Making Christianity appealing to young men...

The New York Times reports on the latest attempt for evangelical Christians to appeal to young men--mixed martial arts.

Here's a portion of the story:
Nondenominational evangelical churches have a long history of using popular culture--rock music, skate boarding and even yoga--to reach new followers. Yet even among more experimental sects, mixed martial arts has critics.

[However,] fighting as a metaphor has resonated with some young men.

"I'm fighting to provide a better quality of life for my family and provide them with things that I didn't have growing up," said Mike Thompson, 32, a former gang member . . . who recently had struggled with unemployment and who fights under the nickname the Fury. "Once I accepted Christ in my life," Mr. Thompson said, "I realized that a person can fight for good."

If I recall correctly, the YMCA (Young Men's Christian Association) was created nearly 100 years ago to give men a Christian alternative to drinking and gambling. Same song, different verse, I guess.

Monday, January 18, 2010

The passing of Edward Schillebeeckx

Although Edward Schillebeeckx is far from a household name in the United States, his theological scholarship in the 1960s and '70s shaped the Catholic Church in America during and just after the Second Vatican Council. Schillebeeckx passed away this week at age 95, the New York Times offered this obituary.

An excerpt:
[In contrast to neo-classical emphasis on Thomas Acquinas,] strong emphases on human experience and on the importance of examining church teaching in historical context became hallmarks of Father Schillebeeckx’s work.

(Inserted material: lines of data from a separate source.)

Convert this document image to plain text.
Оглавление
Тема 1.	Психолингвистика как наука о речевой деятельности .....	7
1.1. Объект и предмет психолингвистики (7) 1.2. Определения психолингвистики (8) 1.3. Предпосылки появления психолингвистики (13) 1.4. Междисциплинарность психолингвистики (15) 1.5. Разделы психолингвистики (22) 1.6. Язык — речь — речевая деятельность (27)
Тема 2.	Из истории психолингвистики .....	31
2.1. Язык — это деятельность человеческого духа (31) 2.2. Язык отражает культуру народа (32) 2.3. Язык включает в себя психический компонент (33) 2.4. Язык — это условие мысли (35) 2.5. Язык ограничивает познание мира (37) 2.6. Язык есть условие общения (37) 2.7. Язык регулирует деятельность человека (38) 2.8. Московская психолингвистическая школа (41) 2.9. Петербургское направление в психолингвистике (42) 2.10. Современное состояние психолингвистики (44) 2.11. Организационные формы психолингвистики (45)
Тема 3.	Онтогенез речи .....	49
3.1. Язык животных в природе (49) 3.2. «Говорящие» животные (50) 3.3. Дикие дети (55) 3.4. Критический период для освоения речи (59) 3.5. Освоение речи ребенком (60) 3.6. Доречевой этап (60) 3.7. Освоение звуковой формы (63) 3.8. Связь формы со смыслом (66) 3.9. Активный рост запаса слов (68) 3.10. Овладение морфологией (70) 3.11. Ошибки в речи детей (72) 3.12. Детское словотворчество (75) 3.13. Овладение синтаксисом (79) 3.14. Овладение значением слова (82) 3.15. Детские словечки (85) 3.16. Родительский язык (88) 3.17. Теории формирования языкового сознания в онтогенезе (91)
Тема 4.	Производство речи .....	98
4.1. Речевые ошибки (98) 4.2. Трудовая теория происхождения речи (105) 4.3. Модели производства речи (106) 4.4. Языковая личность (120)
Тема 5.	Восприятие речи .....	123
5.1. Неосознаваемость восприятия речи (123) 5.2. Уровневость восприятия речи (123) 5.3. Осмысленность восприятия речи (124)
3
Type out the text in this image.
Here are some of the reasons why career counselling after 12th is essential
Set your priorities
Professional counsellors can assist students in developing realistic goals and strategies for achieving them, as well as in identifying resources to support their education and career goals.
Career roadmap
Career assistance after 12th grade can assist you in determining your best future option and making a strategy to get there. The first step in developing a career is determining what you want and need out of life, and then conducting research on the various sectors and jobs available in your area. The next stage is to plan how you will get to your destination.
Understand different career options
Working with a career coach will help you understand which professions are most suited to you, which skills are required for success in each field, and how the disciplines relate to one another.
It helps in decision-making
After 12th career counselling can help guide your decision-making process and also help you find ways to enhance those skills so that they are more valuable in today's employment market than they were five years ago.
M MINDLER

His early writing on the sacraments, for example, portrayed them as personal encounters with God rather than mechanisms for the distribution of grace. In two books — “Jesus: An Experiment in Christology” (1974) and “Christ: The Christian Experience in the Modern World” (1977) — he recast classical Catholic teachings about Christ around the experiences that gave rise to his followers’ faith in Jesus as messiah and the son of God.

These were groundbreaking attempts at rethinking church doctrine in light of the scholarly research about the historical Jesus that had accumulated in previous decades. But the fact that Father Schillebeeckx did not begin with Christianity’s great creedal statements about Jesus and the Trinity but instead focused on the subjective experience of the first generations of believers, as expressed in the New Testament accounts, stirred considerable controversy and a Vatican investigation.

Imagine, influential scholarship AND a Vatican investigation in one fine lifetime!